Поп пришёл в школу на другой же день после приезда. Лукич, издавна по–собачьи служивший ключовскому попу, распахнул дверь в класс и с восторженно–слёзной улыбкой и ужасом воскликнул по–бабьи:

— Батюшка к нам жалует!.. Батюшка! Пастырь наш благословенный!.. К ручке все, к ручке, к целсванью!..

Елена Григорьевна с мягкой строгостью оборвала его:

— Ну и пусть идёт… Что же в этом особенного? А в класс врываться самовольно я ведь тебе запретила, Лукич.

— Да ведь батюшка… священник, чай…

Он опрометью, по–стариковски юрко, беспамятно, как шальной, побежал обратно, оставив дверь открытой настежь.
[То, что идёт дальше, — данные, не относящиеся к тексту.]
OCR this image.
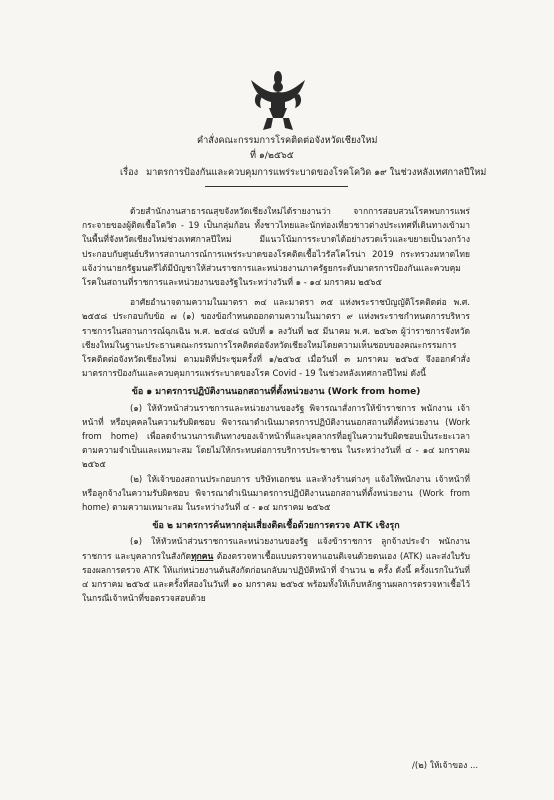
คำสั่งคณะกรรมการโรคติดต่อจังหวัดเชียงใหม่
ที่ ๑/๒๕๖๕
เรื่อง มาตรการป้องกันและควบคุมการแพร่ระบาดของโรคโควิด ๑๙ ในช่วงหลังเทศกาลปีใหม่

ด้วยสำนักงานสาธารณสุขจังหวัดเชียงใหม่ได้รายงานว่า จากการสอบสวนโรคพบการแพร่กระจายของผู้ติดเชื้อโควิด - 19 เป็นกลุ่มก้อน ทั้งชาวไทยและนักท่องเที่ยวชาวต่างประเทศที่เดินทางเข้ามาในพื้นที่จังหวัดเชียงใหม่ช่วงเทศกาลปีใหม่ มีแนวโน้มการระบาดได้อย่างรวดเร็วและขยายเป็นวงกว้าง ประกอบกับศูนย์บริหารสถานการณ์การแพร่ระบาดของโรคติดเชื้อไวรัสโคโรน่า 2019 กระทรวงมหาดไทยแจ้งว่านายกรัฐมนตรีได้มีบัญชาให้ส่วนราชการและหน่วยงานภาครัฐยกระดับมาตรการป้องกันและควบคุมโรคในสถานที่ราชการและหน่วยงานของรัฐในระหว่างวันที่ ๑ - ๑๔ มกราคม ๒๕๖๕

อาศัยอำนาจตามความในมาตรา ๓๔ และมาตรา ๓๕ แห่งพระราชบัญญัติโรคติดต่อ พ.ศ. ๒๕๕๘ ประกอบกับข้อ ๗ (๑) ของข้อกำหนดออกตามความในมาตรา ๙ แห่งพระราชกำหนดการบริหารราชการในสถานการณ์ฉุกเฉิน พ.ศ. ๒๕๔๘ ฉบับที่ ๑ ลงวันที่ ๒๕ มีนาคม พ.ศ. ๒๕๖๓ ผู้ว่าราชการจังหวัดเชียงใหม่ในฐานะประธานคณะกรรมการโรคติดต่อจังหวัดเชียงใหม่โดยความเห็นชอบของคณะกรรมการโรคติดต่อจังหวัดเชียงใหม่ ตามมติที่ประชุมครั้งที่ ๑/๒๕๖๕ เมื่อวันที่ ๓ มกราคม ๒๕๖๕ จึงออกคำสั่งมาตรการป้องกันและควบคุมการแพร่ระบาดของโรค Covid - 19 ในช่วงหลังเทศกาลปีใหม่ ดังนี้

ข้อ ๑ มาตรการปฏิบัติงานนอกสถานที่ตั้งหน่วยงาน (Work from home)

(๑) ให้หัวหน้าส่วนราชการและหน่วยงานของรัฐ พิจารณาสั่งการให้ข้าราชการ พนักงาน เจ้าหน้าที่ หรือบุคคลในความรับผิดชอบ พิจารณาดำเนินมาตรการปฏิบัติงานนอกสถานที่ตั้งหน่วยงาน (Work from home) เพื่อลดจำนวนการเดินทางของเจ้าหน้าที่และบุคลากรที่อยู่ในความรับผิดชอบเป็นระยะเวลาตามความจำเป็นและเหมาะสม โดยไม่ให้กระทบต่อการบริการประชาชน ในระหว่างวันที่ ๔ - ๑๔ มกราคม ๒๕๖๕

(๒) ให้เจ้าของสถานประกอบการ บริษัทเอกชน และห้างร้านต่างๆ แจ้งให้พนักงาน เจ้าหน้าที่ หรือลูกจ้างในความรับผิดชอบ พิจารณาดำเนินมาตรการปฏิบัติงานนอกสถานที่ตั้งหน่วยงาน (Work from home) ตามความเหมาะสม ในระหว่างวันที่ ๔ - ๑๔ มกราคม ๒๕๖๕

ข้อ ๒ มาตรการค้นหากลุ่มเสี่ยงติดเชื้อด้วยการตรวจ ATK เชิงรุก

(๑) ให้หัวหน้าส่วนราชการและหน่วยงานของรัฐ แจ้งข้าราชการ ลูกจ้างประจำ พนักงานราชการ และบุคลากรในสังกัดทุกคน ต้องตรวจหาเชื้อแบบตรวจหาแอนติเจนด้วยตนเอง (ATK) และส่งใบรับรองผลการตรวจ ATK ให้แก่หน่วยงานต้นสังกัดก่อนกลับมาปฏิบัติหน้าที่ จำนวน ๒ ครั้ง ดังนี้ ครั้งแรกในวันที่ ๔ มกราคม ๒๕๖๕ และครั้งที่สองในวันที่ ๑๐ มกราคม ๒๕๖๕ พร้อมทั้งให้เก็บหลักฐานผลการตรวจหาเชื้อไว้ในกรณีเจ้าหน้าที่ขอตรวจสอบด้วย

/(๒) ให้เจ้าของ ...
Поп, еысокий, уверенно–властный, в фиолетовой рясе, с серебряным крестом на груди, вошёл в класс, приглаживая ладонью волосы на голове. Мы дружно встали при его появлении, а Елена Григорьевна пошла ему навстречу, потухшая, холодно–почтительная.

Он перекрестил учительницу и сунул руку к её лицу. Она смутилась, очень покраснела и как‑то неловко приложилась губами к его руке, которая показалась мне большой и тяжёлой.

— Ну, здорово, дети!

Он опять вскинул руку и широко перекрестил нас:

— Благословляю вас во имя отца и сына и святого духа. По воле божьей я послан сюда как пастырь, чтобы собрать воедино всех овец, которые отбились от стада.
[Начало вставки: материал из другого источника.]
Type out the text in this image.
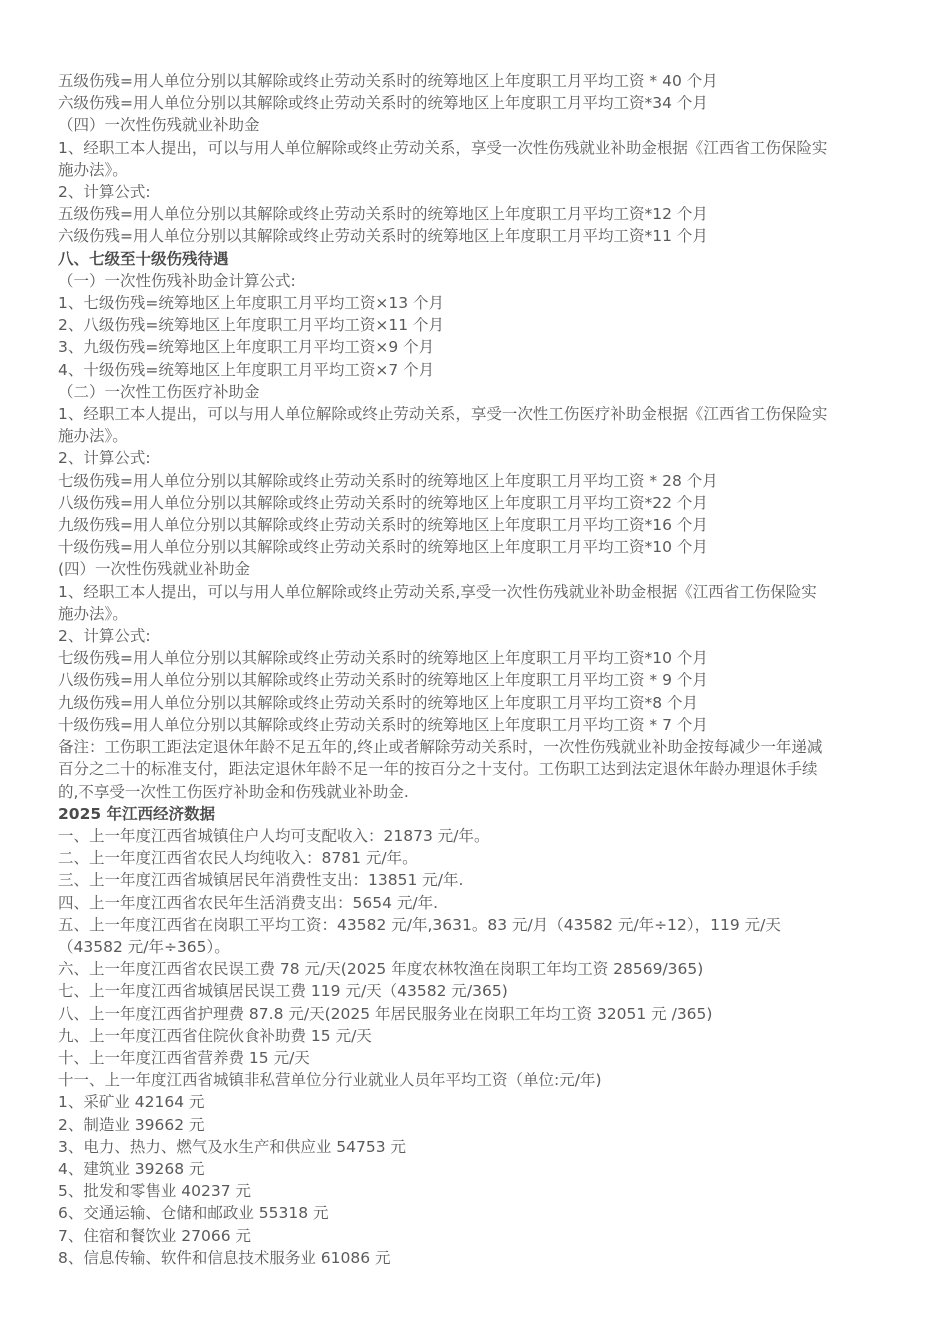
五级伤残=用人单位分别以其解除或终止劳动关系时的统筹地区上年度职工月平均工资 * 40 个月

六级伤残=用人单位分别以其解除或终止劳动关系时的统筹地区上年度职工月平均工资*34 个月

（四）一次性伤残就业补助金

1、经职工本人提出，可以与用人单位解除或终止劳动关系，享受一次性伤残就业补助金根据《江西省工伤保险实

施办法》。

2、计算公式:

五级伤残=用人单位分别以其解除或终止劳动关系时的统筹地区上年度职工月平均工资*12 个月

六级伤残=用人单位分别以其解除或终止劳动关系时的统筹地区上年度职工月平均工资*11 个月

八、七级至十级伤残待遇

（一）一次性伤残补助金计算公式:

1、七级伤残=统筹地区上年度职工月平均工资×13 个月

2、八级伤残=统筹地区上年度职工月平均工资×11 个月

3、九级伤残=统筹地区上年度职工月平均工资×9 个月

4、十级伤残=统筹地区上年度职工月平均工资×7 个月

（二）一次性工伤医疗补助金

1、经职工本人提出，可以与用人单位解除或终止劳动关系，享受一次性工伤医疗补助金根据《江西省工伤保险实

施办法》。

2、计算公式:

七级伤残=用人单位分别以其解除或终止劳动关系时的统筹地区上年度职工月平均工资 * 28 个月

八级伤残=用人单位分别以其解除或终止劳动关系时的统筹地区上年度职工月平均工资*22 个月

九级伤残=用人单位分别以其解除或终止劳动关系时的统筹地区上年度职工月平均工资*16 个月

十级伤残=用人单位分别以其解除或终止劳动关系时的统筹地区上年度职工月平均工资*10 个月

(四）一次性伤残就业补助金

1、经职工本人提出，可以与用人单位解除或终止劳动关系,享受一次性伤残就业补助金根据《江西省工伤保险实

施办法》。

2、计算公式:

七级伤残=用人单位分别以其解除或终止劳动关系时的统筹地区上年度职工月平均工资*10 个月

八级伤残=用人单位分别以其解除或终止劳动关系时的统筹地区上年度职工月平均工资 * 9 个月

九级伤残=用人单位分别以其解除或终止劳动关系时的统筹地区上年度职工月平均工资*8 个月

十级伤残=用人单位分别以其解除或终止劳动关系时的统筹地区上年度职工月平均工资 * 7 个月

备注：工伤职工距法定退休年龄不足五年的,终止或者解除劳动关系时，一次性伤残就业补助金按每减少一年递减

百分之二十的标准支付，距法定退休年龄不足一年的按百分之十支付。工伤职工达到法定退休年龄办理退休手续

的,不享受一次性工伤医疗补助金和伤残就业补助金.

2025 年江西经济数据

一、上一年度江西省城镇住户人均可支配收入：21873 元/年。

二、上一年度江西省农民人均纯收入：8781 元/年。

三、上一年度江西省城镇居民年消费性支出：13851 元/年.

四、上一年度江西省农民年生活消费支出：5654 元/年.

五、上一年度江西省在岗职工平均工资：43582 元/年,3631。83 元/月（43582 元/年÷12），119 元/天

（43582 元/年÷365）。

六、上一年度江西省农民误工费 78 元/天(2025 年度农林牧渔在岗职工年均工资 28569/365)

七、上一年度江西省城镇居民误工费 119 元/天（43582 元/365)

八、上一年度江西省护理费 87.8 元/天(2025 年居民服务业在岗职工年均工资 32051 元 /365)

九、上一年度江西省住院伙食补助费 15 元/天

十、上一年度江西省营养费 15 元/天

十一、上一年度江西省城镇非私营单位分行业就业人员年平均工资（单位:元/年)

1、采矿业 42164 元

2、制造业 39662 元

3、电力、热力、燃气及水生产和供应业 54753 元

4、建筑业 39268 元

5、批发和零售业 40237 元

6、交通运输、仓储和邮政业 55318 元

7、住宿和餐饮业 27066 元

8、信息传输、软件和信息技术服务业 61086 元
Он, как хозяин и владыка, прошёл вперёд, оттолкнув учительницу в сторону, и, пытливо вглядываясь в нас, вдруг строго приказал:

— Сядьте, православные, а поморцы стойте!

Перед классной доской, на чёрном её квадрате, поп казался угрожающе зловещим. Ключовский поп в сравнении с ним был добродушным толстяком — приезжал к нам на уроки закона божия всегда навеселе и совсем не интересовался, кто из нас — поморец, кто — церковник.

Но вот новый поп, отец Иван, сразу заполнил всю комнату. Свет в ней помутнел и стал густым и тяжёлым, а Елена Григорьевна отошла к своему столику и, туго натянув за концы пуховый платок на груди, словно защищаясь от попа, насторожённо поглядывала на него и, бледная, оцепеневшая, думала о чём‑то — вероятно, о том, как достойно держать себя с ним, чтобы защитить нас от его самовластия и самой не ударить лицом в грязь.

Елена Григорьевна, сдерживая волнение, очень тихо и ласково разрешила нам сесть. А поп важно и плавно прошёлся перед нами от столика учительницы до двери и обратно, поглаживая рясу на животе, и вцепился пухлыми пальцами в серебряный крест на груди.

— Я, дети мои, с младых лет, с юности и до мужества утопал во мраке заблуждения, как червь в болотной тине, пребывая в поморском расколе. Но явился мне во сне пресветлый ангел и коснулся огненным перстом моего лба. И я мгновенно прозрел, объятый пламенем. Вот этот свет я принёс и в вашу тьму, чтобы исцелить слепоту ваших родителей, а в души ваши вложить истинный талант познания.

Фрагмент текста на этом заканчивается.